Empirical accounts on compound composition

Chapter 2 Literature review

2.2 Empirical accounts on compound composition

In the previous section, it seems that most linguists agreed to use lexicalization to

explain VOC patterns. However, there is still no consensus on the processing mechanism of

VOCs among psycholinguists. In other words, how people process VOC is still obscure. Are

we retrieving a unitary word representation out of our lexicon? Or do we comprehend a

VOC with a combinatory mechanism as in understanding a phrase?

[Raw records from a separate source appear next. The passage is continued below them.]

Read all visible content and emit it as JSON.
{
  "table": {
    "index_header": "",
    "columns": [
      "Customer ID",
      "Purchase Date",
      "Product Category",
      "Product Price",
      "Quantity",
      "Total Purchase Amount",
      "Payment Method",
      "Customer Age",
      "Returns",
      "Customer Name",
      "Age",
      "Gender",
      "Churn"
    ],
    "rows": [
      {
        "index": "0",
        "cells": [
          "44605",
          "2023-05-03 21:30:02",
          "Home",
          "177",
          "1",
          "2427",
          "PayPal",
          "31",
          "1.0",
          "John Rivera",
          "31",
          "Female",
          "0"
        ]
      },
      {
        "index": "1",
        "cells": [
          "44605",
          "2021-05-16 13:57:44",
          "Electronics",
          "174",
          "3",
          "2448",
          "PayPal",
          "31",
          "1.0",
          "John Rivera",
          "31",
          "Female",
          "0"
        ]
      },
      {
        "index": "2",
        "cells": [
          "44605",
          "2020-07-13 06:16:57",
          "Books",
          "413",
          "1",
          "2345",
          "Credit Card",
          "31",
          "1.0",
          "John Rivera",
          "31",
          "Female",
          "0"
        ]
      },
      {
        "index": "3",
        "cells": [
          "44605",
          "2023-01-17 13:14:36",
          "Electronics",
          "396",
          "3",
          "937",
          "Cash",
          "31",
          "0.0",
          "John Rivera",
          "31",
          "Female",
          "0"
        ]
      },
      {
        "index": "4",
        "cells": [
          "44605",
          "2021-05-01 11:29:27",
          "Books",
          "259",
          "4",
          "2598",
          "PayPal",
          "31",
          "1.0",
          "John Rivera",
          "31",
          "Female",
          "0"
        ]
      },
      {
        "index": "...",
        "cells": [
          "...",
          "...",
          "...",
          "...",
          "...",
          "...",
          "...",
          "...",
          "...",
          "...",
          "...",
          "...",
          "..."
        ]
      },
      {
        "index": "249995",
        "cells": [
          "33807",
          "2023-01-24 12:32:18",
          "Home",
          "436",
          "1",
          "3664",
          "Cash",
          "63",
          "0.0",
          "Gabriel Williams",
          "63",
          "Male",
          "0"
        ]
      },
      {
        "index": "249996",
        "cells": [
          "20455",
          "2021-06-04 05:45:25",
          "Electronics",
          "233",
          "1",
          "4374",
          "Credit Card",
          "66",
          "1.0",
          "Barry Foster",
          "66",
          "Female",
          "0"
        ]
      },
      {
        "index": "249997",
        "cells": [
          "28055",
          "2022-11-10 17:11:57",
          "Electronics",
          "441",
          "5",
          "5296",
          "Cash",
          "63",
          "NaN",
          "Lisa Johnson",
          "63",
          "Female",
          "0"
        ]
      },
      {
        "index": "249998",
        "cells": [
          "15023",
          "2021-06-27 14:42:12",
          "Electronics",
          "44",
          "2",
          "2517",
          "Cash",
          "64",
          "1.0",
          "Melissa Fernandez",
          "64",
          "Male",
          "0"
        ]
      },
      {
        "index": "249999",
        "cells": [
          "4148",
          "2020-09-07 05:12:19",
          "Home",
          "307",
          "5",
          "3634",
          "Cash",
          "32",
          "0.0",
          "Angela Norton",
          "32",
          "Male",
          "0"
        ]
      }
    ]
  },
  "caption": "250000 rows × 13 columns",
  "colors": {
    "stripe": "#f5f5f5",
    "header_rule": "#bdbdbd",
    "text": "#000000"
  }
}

In the field of psycholinguistics, the representation and processing of compound words,

and morphologically complex words more generally, remains a controversial issue. Much

psycholinguistic research has focused on the question whether morphologically complex

words are stored in the mental lexicon in their full form or whether only their morphemes

are stored and then combined to process complex word forms. The former idea is so-called

full-listing models (Butterworth, 1983; Bybee, 1995) and the latter view is termed

full-parsing models (Libben, Derwing, & de Almeida, 1999; Taft, 2004; Taft & Forster,

1976).

Alternatively, it is proposed by another group of researchers that both mechanisms may

be invoked, which is known as dual-route models (Gunter, & Friederici, 2003; Koester,

Gunter, & Wagner, 2004, 2007; Zwitserlood, 1994). In dual-route models, two routes of

processing are assumed. A complex word can either be stored completely or be decomposed

into its morphological constituents (Baayen, Dijkstra, & Schreuder, 1997; Gunter, &

Friederici, 2003).

In order to decide among these models, many studies have been designed to explore

semantic decomposition of compounds in the auditory and visual modality (Coolen et al.

1993; Isel et al., 2003; Libben et al., 1999; Libben, 1993) with two variables being

manipulated: word frequency and semantic transparency.

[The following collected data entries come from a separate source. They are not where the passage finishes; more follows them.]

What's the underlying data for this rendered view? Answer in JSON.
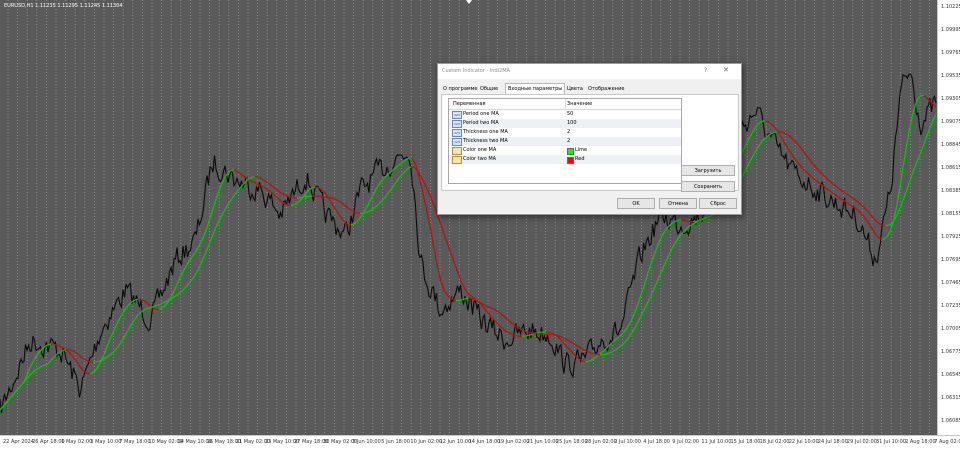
{
  "chart": {
    "symbol_info": "EURUSD,H1  1.11235 1.11295 1.11245 1.11304",
    "colors": {
      "background": "#5a5a5a",
      "price": "#0a0a0a",
      "grid": "#a8a8a8",
      "ma_bull": "#00c800",
      "ma_bear": "#b41414"
    },
    "price_labels": [
      "1.10225",
      "1.09995",
      "1.09765",
      "1.09535",
      "1.09305",
      "1.09075",
      "1.08845",
      "1.08615",
      "1.08385",
      "1.08155",
      "1.07925",
      "1.07695",
      "1.07465",
      "1.07235",
      "1.07005",
      "1.06775",
      "1.06545",
      "1.06315",
      "1.06085"
    ],
    "time_labels": [
      "22 Apr 2024",
      "26 Apr 18:00",
      "1 May 02:00",
      "3 May 10:00",
      "7 May 18:00",
      "10 May 02:00",
      "14 May 10:00",
      "16 May 18:00",
      "21 May 02:00",
      "23 May 10:00",
      "27 May 18:00",
      "30 May 02:00",
      "3 Jun 10:00",
      "5 Jun 18:00",
      "10 Jun 02:00",
      "12 Jun 10:00",
      "14 Jun 18:00",
      "19 Jun 02:00",
      "21 Jun 10:00",
      "25 Jun 18:00",
      "28 Jun 02:00",
      "2 Jul 10:00",
      "4 Jul 18:00",
      "9 Jul 02:00",
      "11 Jul 10:00",
      "15 Jul 18:00",
      "18 Jul 02:00",
      "22 Jul 10:00",
      "24 Jul 18:00",
      "29 Jul 02:00",
      "31 Jul 10:00",
      "2 Aug 18:00",
      "7 Aug 02:00"
    ]
  },
  "dialog": {
    "title": "Custom Indicator - Indi2MA",
    "help": "?",
    "close": "✕",
    "tabs": [
      "О программе",
      "Общие",
      "Входные параметры",
      "Цвета",
      "Отображение"
    ],
    "active_tab": 2,
    "table": {
      "headers": {
        "name": "Переменная",
        "value": "Значение"
      },
      "rows": [
        {
          "icon": "int-icon",
          "name": "Period one MA",
          "value": "50"
        },
        {
          "icon": "int-icon",
          "name": "Period two MA",
          "value": "100"
        },
        {
          "icon": "int-icon",
          "name": "Thickness one MA",
          "value": "2"
        },
        {
          "icon": "int-icon",
          "name": "Thickness two MA",
          "value": "2"
        },
        {
          "icon": "color-icon",
          "name": "Color one MA",
          "value": "Lime",
          "swatch": "#00ff00"
        },
        {
          "icon": "color-icon",
          "name": "Color two MA",
          "value": "Red",
          "swatch": "#ff0000"
        }
      ]
    },
    "buttons": {
      "load": "Загрузить",
      "save": "Сохранить",
      "ok": "OK",
      "cancel": "Отмена",
      "reset": "Сброс"
    }
  }
}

It is conceivable that the frequency of the word mattered in compound processing since

more frequent words are more likely to benefit from readily available whole-form storage,

whereas less frequently used compounds might have to be processed through a

combinatorial mechanism. Semantic transparency is an influential factor on compound

processing as well. Since transparent compounds do not contain idiosyncratic meaning, they

do not need distinct lexical representations and consequently their processing mechanism

may be very similar with syntactic rules linking words in a sentence (e.g. blue+berry). On

the contrary, the meaning of opaque compounds cannot be derived by combining the

meaning of its constituents (e.g. straw+berry?) and thus may rely on whole-form lexical

storage. However, it should be noted that it is still controversial to contend that opaque

compound is accessed solely in a full-listing fashion, as illustrated below.

To explore whether the meanings of individual constituents are accessed during

compound processing or not, a number of behavioral studies are conducted with semantic

priming paradigms. It is shown that, regardless of the preceding prime being semantically

related to the first or second constituent of the target compound, the lexical decision times

to two-constituent transparent compound words were speeded up (Sandra, 1990;

Zwitserlood, 1994). Based on the result above, it is argued that combinatorial processing is

carried out for transparent compounds.

Trying to provide more evidence for the study above, a cross-modal priming study is

conducted by Zhou et al. (2000). In their study, the result showed that visually presented

transparent compound words were primed by the prior auditory presentation of both first

and second compound constituents, but the effect was absent for opaque compounds. In line

with these findings, another cross-modal semantic priming study showed that the prosodic

cue of the initial morpheme of a compound is able to assist the processing system in

activating a decompositional route at the offset of the morphemes (Isel et al., 2003). The

assistant effect only happened in compound words with a transparent head but not in

compound words with an opaque head.

However, in a lexical decision task using a repetition priming paradigm (Libben,

Gibson, Yoon, & Sandra, 2003), the result showed that the presentation of either the first or

second constituent as a lexical prime speeded up lexical decisions for both opaque and

transparent compounds. This implies that constituent access is activated for both transparent

and opaque compounds. Furthermore, in eye movement studies which directly compared

processing of transparent and opaque compounds (frequencies of constituents and the

frequency of the whole-word forms were equal between the two types), no differences were

obtained on any eye movement measure for either English (Frisson, Niswander-Klement, &

Pollatsek, 2008) or Finnish (Pollatsek & Hyönä, 2005) stimuli. Again, the results suggest

that both transparent and opaque compounds adopt similar processing mechanism. More

interestingly, in a recent study conducted by Gagne et al. (2009), both transparent and

opaque compounds were processed more quickly than monomorphemic words, showing

that even the opaque compounds were processed more quickly than monomorphemic words

which again, indicated that lexical entries of constituents are accessed in compound

processing regardless of semantic transparency.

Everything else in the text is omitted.